One concern I have is the distinction between text and code. Where and
how is that line drawn? What about, for example, protocol examples (of
which there are many in most RFCs)? Are they text or code?

The document provides two ways to distinguish code from text.  It lists 
a set of constructs that are considered code.  Recognizing that things 
change, the draft indicates that the trustees shall maintain a list of 
such code.  The also says that the trustees shall come up with a marking 
mechanism so working groups can mark other things that need to be 
considered code, since there are often special cases.

This distinction was the working group rough consensus (as determined by 
the chairs), after MUCH discussion.

Another concern is the limitation on copying of text. It seems quite
reasonable for developers to include snippets of text in their programs
(think literate programming), and under many code licenses it is
difficult if not impossible to separately license the code and any
copied text when bundled together.

The question of whether to allow arbitrary modifications of all text 
from RFCs was discussed.  While there are some drawbacks of the 
agreement that was reached, in terms of the ability to use text from the 
RFC as documentation in programs which by license are subject to 
arbitrary change, there are also serious concerns about allowing 
arbitrary changes of text.  The text of RFCs often represents careful 
work to get the right meaning.  Arbitrary, well intentioned changes, may 
often introduce unintended problems.  (The discussion covered many 
related aspects, many of which I can not recreate on the fly.)
Obviously, this is closely related to the decision to create the code / 
text distinction.

Regarding the copying of text, Section 4.4 of the outgoing draft says:

   There is no consensus at this time to permit the use of text from
   RFCs in contexts where the right to modify the text is required.  The
   authors of IETF contributions may be able and willing to grant such
   rights independently of the rights they have granted to the IETF by
   making the contribution.

But Section 6 of the incoming draft says:

   It is also important to note that additional copyright notices are
   not permitted in IETF Documents except in the case where such
   document is the product of a joint development effort between the
   IETF and another standards development organization or the document
   is a republication of the work of another standards development
   organization.  Such exceptions must be approved on an individual
   basis by the IAB.

So it's not clear to me how contributors could (easily) grant the right
to modify text that is copied from an RFC -- unless they do so outside
the Internet Standards Process (based, I suppose, on the rights retained
by the contributors). However, it seems that each implementor would need
to separately approach the contributors in order to do that (and how
would they know that the contributors are approachable in that way if
not through inclusion of some kind of notice in the relevant RFC -- and
would such a notice comprise an "additional copyright notice" as
described in Section 6 fo the incoming draft?).
Indeed, any such grant would have to be outside the IETF process.  A 
legal notice is not what is needed to let folks know there are other 
options.  An informational note is quite different from a legal notice.

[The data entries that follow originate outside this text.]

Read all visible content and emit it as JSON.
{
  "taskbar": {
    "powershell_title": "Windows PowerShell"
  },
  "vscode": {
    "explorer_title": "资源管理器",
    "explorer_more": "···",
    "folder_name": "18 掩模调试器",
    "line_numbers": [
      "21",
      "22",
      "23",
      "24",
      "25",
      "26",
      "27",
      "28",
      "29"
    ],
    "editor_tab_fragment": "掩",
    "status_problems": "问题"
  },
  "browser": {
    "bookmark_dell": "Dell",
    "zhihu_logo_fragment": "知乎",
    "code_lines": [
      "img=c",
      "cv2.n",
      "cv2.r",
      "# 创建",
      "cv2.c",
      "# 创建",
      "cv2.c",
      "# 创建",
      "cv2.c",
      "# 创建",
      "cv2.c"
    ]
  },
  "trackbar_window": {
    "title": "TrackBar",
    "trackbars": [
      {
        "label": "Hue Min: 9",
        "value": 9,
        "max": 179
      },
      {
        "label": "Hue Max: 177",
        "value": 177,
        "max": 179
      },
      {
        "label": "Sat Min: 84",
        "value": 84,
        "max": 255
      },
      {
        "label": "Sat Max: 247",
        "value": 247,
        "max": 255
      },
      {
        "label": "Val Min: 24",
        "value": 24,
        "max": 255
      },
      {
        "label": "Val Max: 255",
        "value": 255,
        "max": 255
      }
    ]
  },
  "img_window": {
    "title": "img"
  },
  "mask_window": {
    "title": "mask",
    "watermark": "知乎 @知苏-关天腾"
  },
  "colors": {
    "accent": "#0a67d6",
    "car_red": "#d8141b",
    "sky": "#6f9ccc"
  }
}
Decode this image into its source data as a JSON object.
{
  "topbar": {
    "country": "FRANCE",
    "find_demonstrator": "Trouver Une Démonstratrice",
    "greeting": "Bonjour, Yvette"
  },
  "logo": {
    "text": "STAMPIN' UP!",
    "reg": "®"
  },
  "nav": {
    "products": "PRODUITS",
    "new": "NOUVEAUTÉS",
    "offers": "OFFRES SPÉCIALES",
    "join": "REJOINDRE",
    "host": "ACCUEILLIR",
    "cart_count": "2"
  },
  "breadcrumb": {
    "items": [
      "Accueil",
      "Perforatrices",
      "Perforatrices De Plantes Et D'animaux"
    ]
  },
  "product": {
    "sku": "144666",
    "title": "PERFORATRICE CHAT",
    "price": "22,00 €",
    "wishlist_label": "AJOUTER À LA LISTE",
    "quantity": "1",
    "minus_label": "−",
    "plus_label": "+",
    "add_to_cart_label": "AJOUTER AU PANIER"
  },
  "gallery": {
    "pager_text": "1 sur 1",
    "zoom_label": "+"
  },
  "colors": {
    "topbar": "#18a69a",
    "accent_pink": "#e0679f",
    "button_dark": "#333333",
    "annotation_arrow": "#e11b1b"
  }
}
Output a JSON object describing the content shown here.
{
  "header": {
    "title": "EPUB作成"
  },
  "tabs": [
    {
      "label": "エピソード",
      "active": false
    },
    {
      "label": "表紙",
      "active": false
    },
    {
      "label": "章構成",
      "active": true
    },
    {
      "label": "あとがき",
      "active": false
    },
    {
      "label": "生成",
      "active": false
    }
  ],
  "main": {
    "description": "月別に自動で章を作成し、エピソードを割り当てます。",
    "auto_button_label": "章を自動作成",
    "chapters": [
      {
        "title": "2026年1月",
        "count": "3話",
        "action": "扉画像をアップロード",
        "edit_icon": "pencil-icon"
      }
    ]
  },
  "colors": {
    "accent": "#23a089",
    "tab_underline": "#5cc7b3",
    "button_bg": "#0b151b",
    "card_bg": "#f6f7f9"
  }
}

Finally, the outbound draft merely provides recommendations regarding
license text and other materials, final definition of which seems to be
under the sole purview of the Trustees of the IETF Trust. However, the
outbound draft does not specify if the work of the Trustees shall be
subject to review by the IPR WG, the IESG, the IAB, or the IETF
community (e.g., in the form of an Internet-Draft) before it takes effect.

The decision to exclude legal text from the outbound document was a 
deliberate working group decision.  Having working groups write legal 
text has produced problems repeatedly.  So we concluded that was a bad 
way to proceed.  The question of how the trust will proceed to do its 
job is outside of this working groups purview.  The trustees have said 
it will take direction from the IETF.  I presume they will come up with 
a reasonable strategy for verifying that what they produce does what the 
community has said it wants.
In the worst case, if the community concludes that the trustees actions 
aren't what we want, we can either replace the trustees or write another 
IETF RFC.  Trying to work that out in this draft did not seem productive.